DENVER (CN) – A commercial artist does not have a copyright case over the cartoon associated with the T-shirt brand Life Is Good, the 10th Circuit ruled.
Albert and John Jacobs, brothers in the Boston area, began pairing a cartoon they named Jake along with the slogan “Life is good,” for their growing T-shirt business in the 1990s.
But in 2009, they and their company were sued by Gary Blehm, a Colorado commercial artist, in the U.S. District Court for the District of Colorado.
Blehm claimed that the Jake image infringed on a character named Penman that he developed in the 1980s.
Like Jake, the Penmen character has a round head and a disproportionately large half-moon smile on a stick-figure-like body. Blehm said he first sold posters bearing images of Penman in the 1990s, and then spun off that successful business into a Penman T-shirt line, a Penman comic strip and a Penman book.
Penman posters were allegedly popular in the Boston area, and the other products had a national audience.
The Jacobs brothers and their designers nevertheless claimed that they had never heard of Penman before Blehm’s lawsuit.
A federal judge granted Life Is Good summary judgment and dismissed Blehm’s infringement claims after finding insufficient similarity between the Jake images and the legally protectable elements of the Penmen images.
The 10th Circuit affirmed last week, attaching a 12-page chart with 67 images of Jake and Penman engaged in the same activities, whether giving the peace sign, driving golf carts or carrying a ladder.
“The District Court was correct that Mr. Blehm has no copyright over the idea of a cartoon figure holding a birthday cake, catching a Frisbee, skateboarding, or engaging in various other everyday activities,” Judge Scott Matheson wrote for a three-judge panel. “Nor can the Jake images infringe on the Penmen because the figures share the idea of using common anatomical features such as arms, legs, faces, and fingers, which are not protectable elements. … These everyday activities, common anatomical features, and natural poses are ideas that belong to the public domain; Mr. Blehm does not own these elements.”

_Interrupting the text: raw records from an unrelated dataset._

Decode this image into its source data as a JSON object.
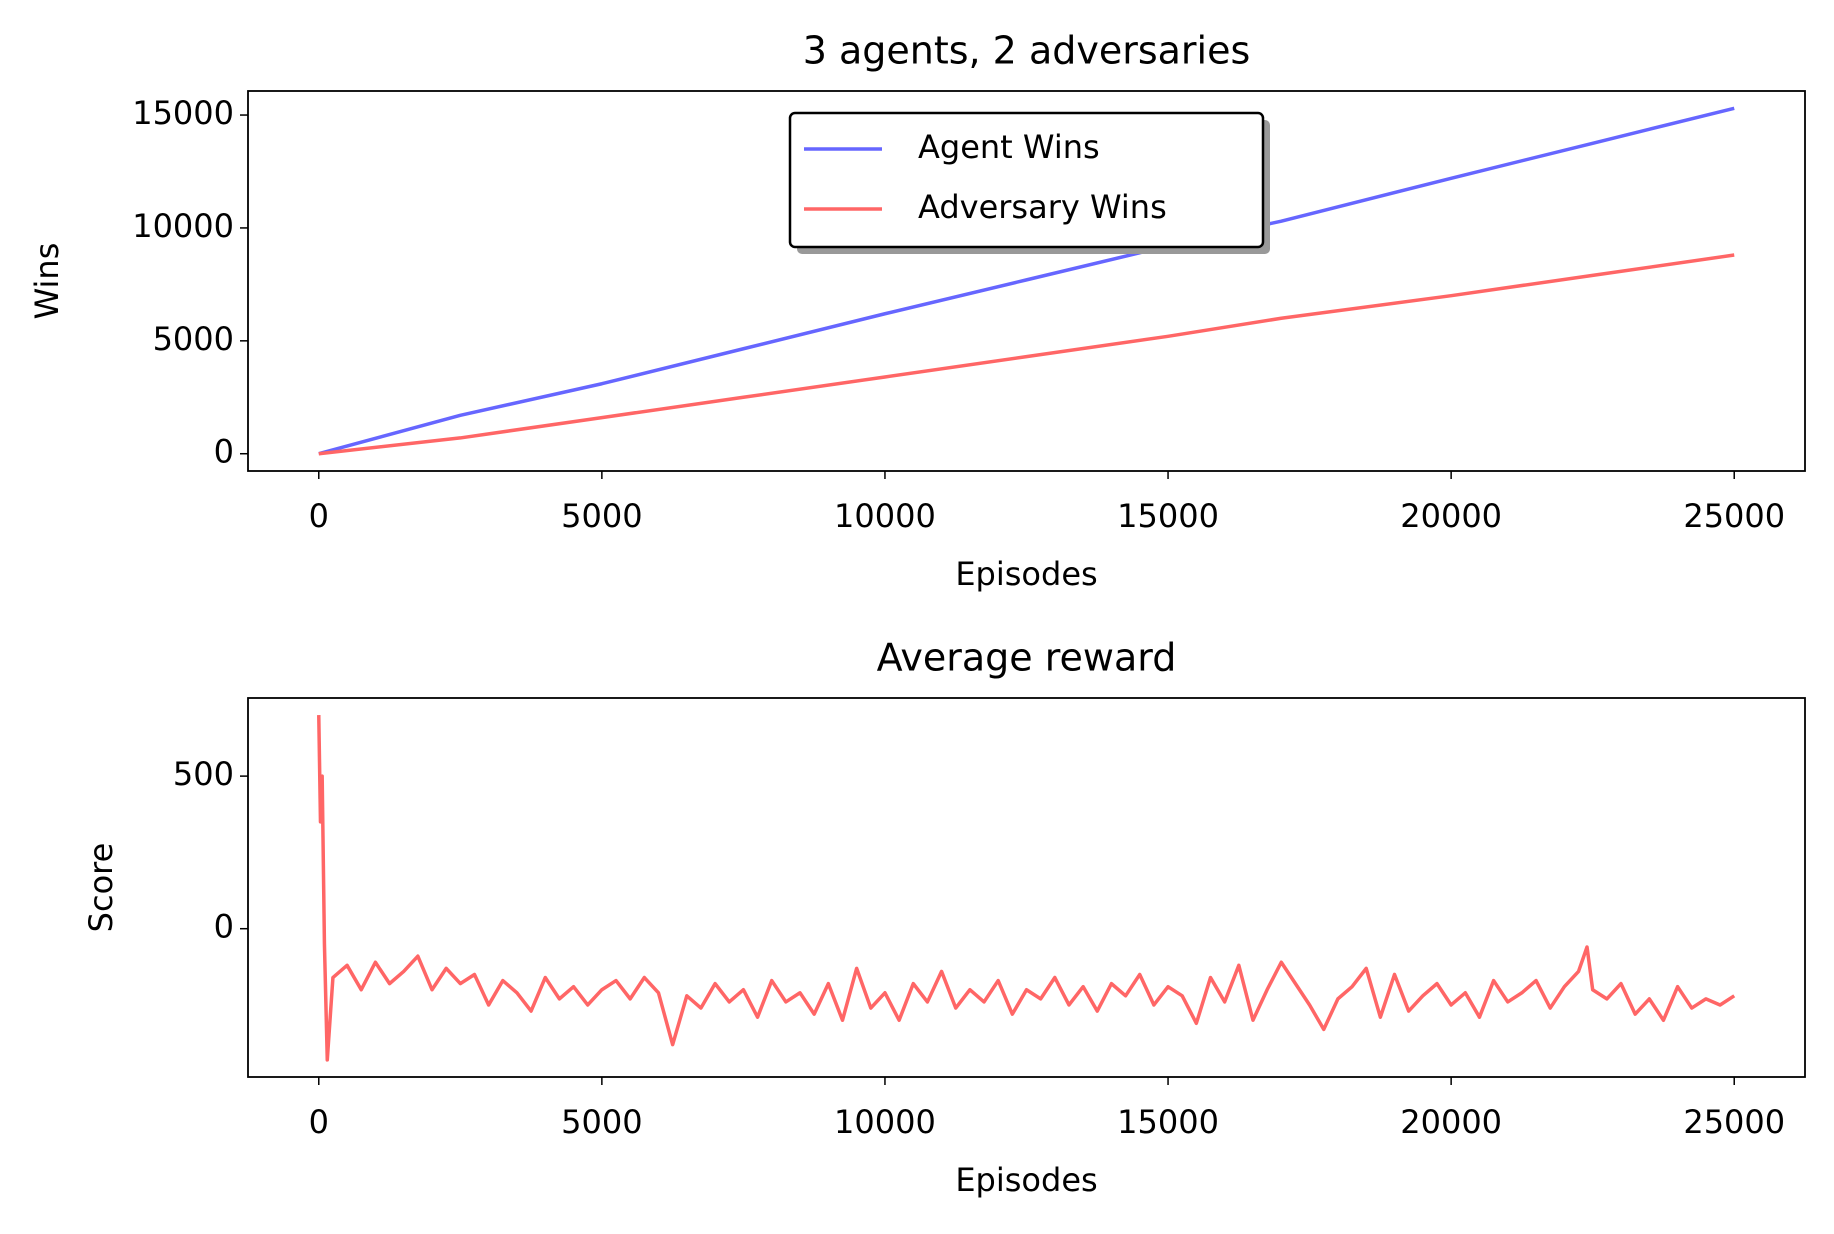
{
  "chart_data": [
    {
      "type": "line",
      "title": "3 agents, 2 adversaries",
      "x_label": "Episodes",
      "y_label": "Wins",
      "x": [
        0,
        2500,
        5000,
        7500,
        10000,
        12500,
        15000,
        17000,
        20000,
        22500,
        25000
      ],
      "series": [
        {
          "name": "Agent Wins",
          "color": "#6666ff",
          "values": [
            0,
            1700,
            3100,
            4650,
            6200,
            7700,
            9200,
            10300,
            12200,
            13750,
            15300
          ]
        },
        {
          "name": "Adversary Wins",
          "color": "#ff6666",
          "values": [
            0,
            700,
            1600,
            2500,
            3400,
            4300,
            5200,
            6000,
            7000,
            7900,
            8800
          ]
        }
      ],
      "xlim": [
        -1250,
        26250
      ],
      "ylim": [
        -765,
        16065
      ],
      "xticks": [
        0,
        5000,
        10000,
        15000,
        20000,
        25000
      ],
      "yticks": [
        0,
        5000,
        10000,
        15000
      ],
      "legend": "upper center"
    },
    {
      "type": "line",
      "title": "Average reward",
      "x_label": "Episodes",
      "y_label": "Score",
      "color": "#ff6666",
      "x": [
        0,
        30,
        60,
        100,
        150,
        250,
        500,
        750,
        1000,
        1250,
        1500,
        1750,
        2000,
        2250,
        2500,
        2750,
        3000,
        3250,
        3500,
        3750,
        4000,
        4250,
        4500,
        4750,
        5000,
        5250,
        5500,
        5750,
        6000,
        6250,
        6500,
        6750,
        7000,
        7250,
        7500,
        7750,
        8000,
        8250,
        8500,
        8750,
        9000,
        9250,
        9500,
        9750,
        10000,
        10250,
        10500,
        10750,
        11000,
        11250,
        11500,
        11750,
        12000,
        12250,
        12500,
        12750,
        13000,
        13250,
        13500,
        13750,
        14000,
        14250,
        14500,
        14750,
        15000,
        15250,
        15500,
        15750,
        16000,
        16250,
        16500,
        16750,
        17000,
        17250,
        17500,
        17750,
        18000,
        18250,
        18500,
        18750,
        19000,
        19250,
        19500,
        19750,
        20000,
        20250,
        20500,
        20750,
        21000,
        21250,
        21500,
        21750,
        22000,
        22250,
        22400,
        22500,
        22750,
        23000,
        23250,
        23500,
        23750,
        24000,
        24250,
        24500,
        24750,
        25000
      ],
      "values": [
        700,
        350,
        500,
        -50,
        -430,
        -160,
        -120,
        -200,
        -110,
        -180,
        -140,
        -90,
        -200,
        -130,
        -180,
        -150,
        -250,
        -170,
        -210,
        -270,
        -160,
        -230,
        -190,
        -250,
        -200,
        -170,
        -230,
        -160,
        -210,
        -380,
        -220,
        -260,
        -180,
        -240,
        -200,
        -290,
        -170,
        -240,
        -210,
        -280,
        -180,
        -300,
        -130,
        -260,
        -210,
        -300,
        -180,
        -240,
        -140,
        -260,
        -200,
        -240,
        -170,
        -280,
        -200,
        -230,
        -160,
        -250,
        -190,
        -270,
        -180,
        -220,
        -150,
        -250,
        -190,
        -220,
        -310,
        -160,
        -240,
        -120,
        -300,
        -200,
        -110,
        -180,
        -250,
        -330,
        -230,
        -190,
        -130,
        -290,
        -150,
        -270,
        -220,
        -180,
        -250,
        -210,
        -290,
        -170,
        -240,
        -210,
        -170,
        -260,
        -190,
        -140,
        -60,
        -200,
        -230,
        -180,
        -280,
        -230,
        -300,
        -190,
        -260,
        -230,
        -250,
        -220
      ],
      "xlim": [
        -1250,
        26250
      ],
      "ylim": [
        -486,
        756
      ],
      "xticks": [
        0,
        5000,
        10000,
        15000,
        20000,
        25000
      ],
      "yticks": [
        0,
        500
      ]
    }
  ]
}
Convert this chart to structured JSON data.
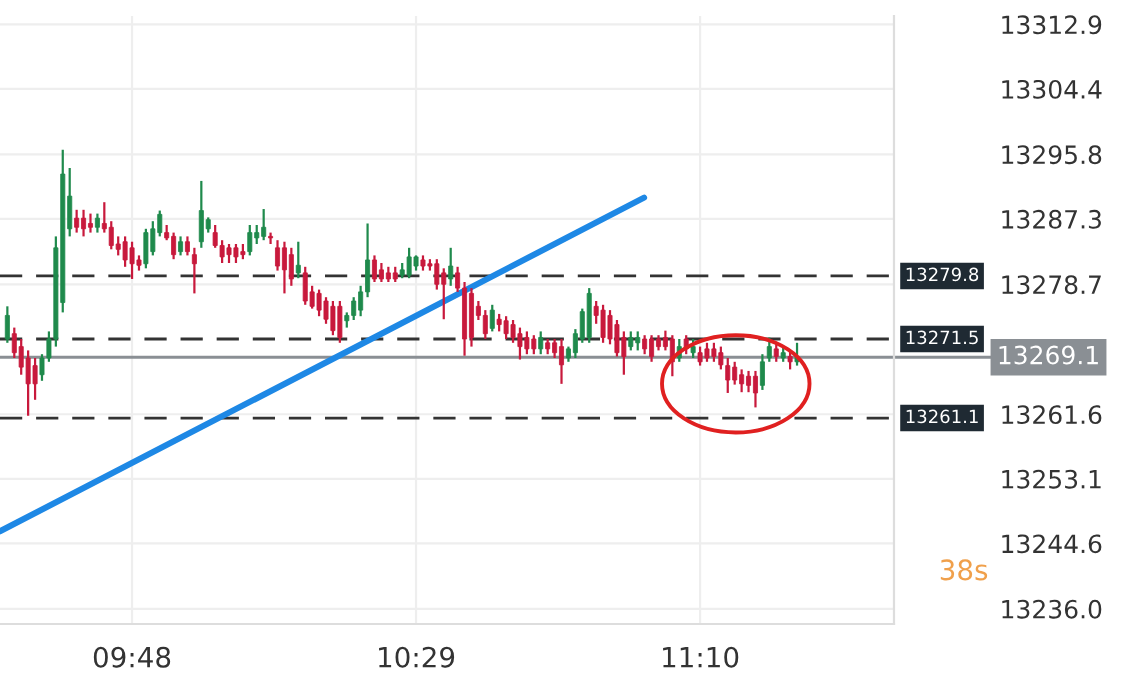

The decision concedes that “Mr. Blehm’s works do contain some protectable expression.”
Deceptively nuanced features in the Penman stick figure constitute protectable “stylistic choices” that likely “contributed substantially to the success of his copyrighted works,” Matheson wrote.
After a close examination of two sets of the seemingly similar images, however, the panel ruled that the similarities either “have important differences, or are not protectable expression.”
Concentrating on the similar grins of each cartoon, the panel noted that “the idea of a crescent-shaped smile is unprotected.” To determine infringement there, the court would have to find that each smile displayed a substantially similar expression that is important to the overall work, according to the ruling.
“The Penman’s smile is all white, as is Jake’s,” Matheson wrote. “The smiles on both figures take up a large portion of the head. But the Penman’s smile is rounded on the tips, whereas the tips of Jake’s smile are sharper angled. Jake’s smile, by virtue of the size of his head, is much larger compared with his body than is the Penman’s. And although both smiles are white, the Penman’s is set on an all-black head, making it appear different from Jake’s, which is the outline of a smile on a white head with black sunglasses.
“Indeed, Mr. Blehm’s decision to omit eyes and other facial features on the Penman makes the figure susceptible to an interpretation that the Penman is not smiling at all. One interpretation is that the white space on the head is not a smile, but is the Penman’s face with no features. The black above the half-moon shape can be perceived as hair swooping down over the Penman’s forehead. Thus, the Penman’s lack of facial features make it susceptible to different interpretations. The Jake figure is not susceptible to similar confusion.”
There are important differences in many of the corresponding cartoons, the court found.
“For example, many of the Jake images wear clothes when the Penmen do not,” Matheson wrote. “Others are drawn in a more three-dimensional manner than the Penmen. Some Jake and Penmen images do not even share the half-moon smile directed at the viewer. Many Jake images have substantial use of color.
“In sum, these images are so dissimilar as to protectable expression that the substantial similarity question need not go to a jury.”
Chief Judge Mary Beck Briscoe and Judge Neil Gorsuch joined in the opinion.
Gary Blehm was represented by Conor Farley with Holland & Hart.
Natalie Hanlon-Leh, of Faegre Baker Daniels, represented the Jacobs brothers, The Life Is Good Co. fka Life Is Good Inc., Life Is Good Wholesale Inc., and Life Is Good Retail Inc.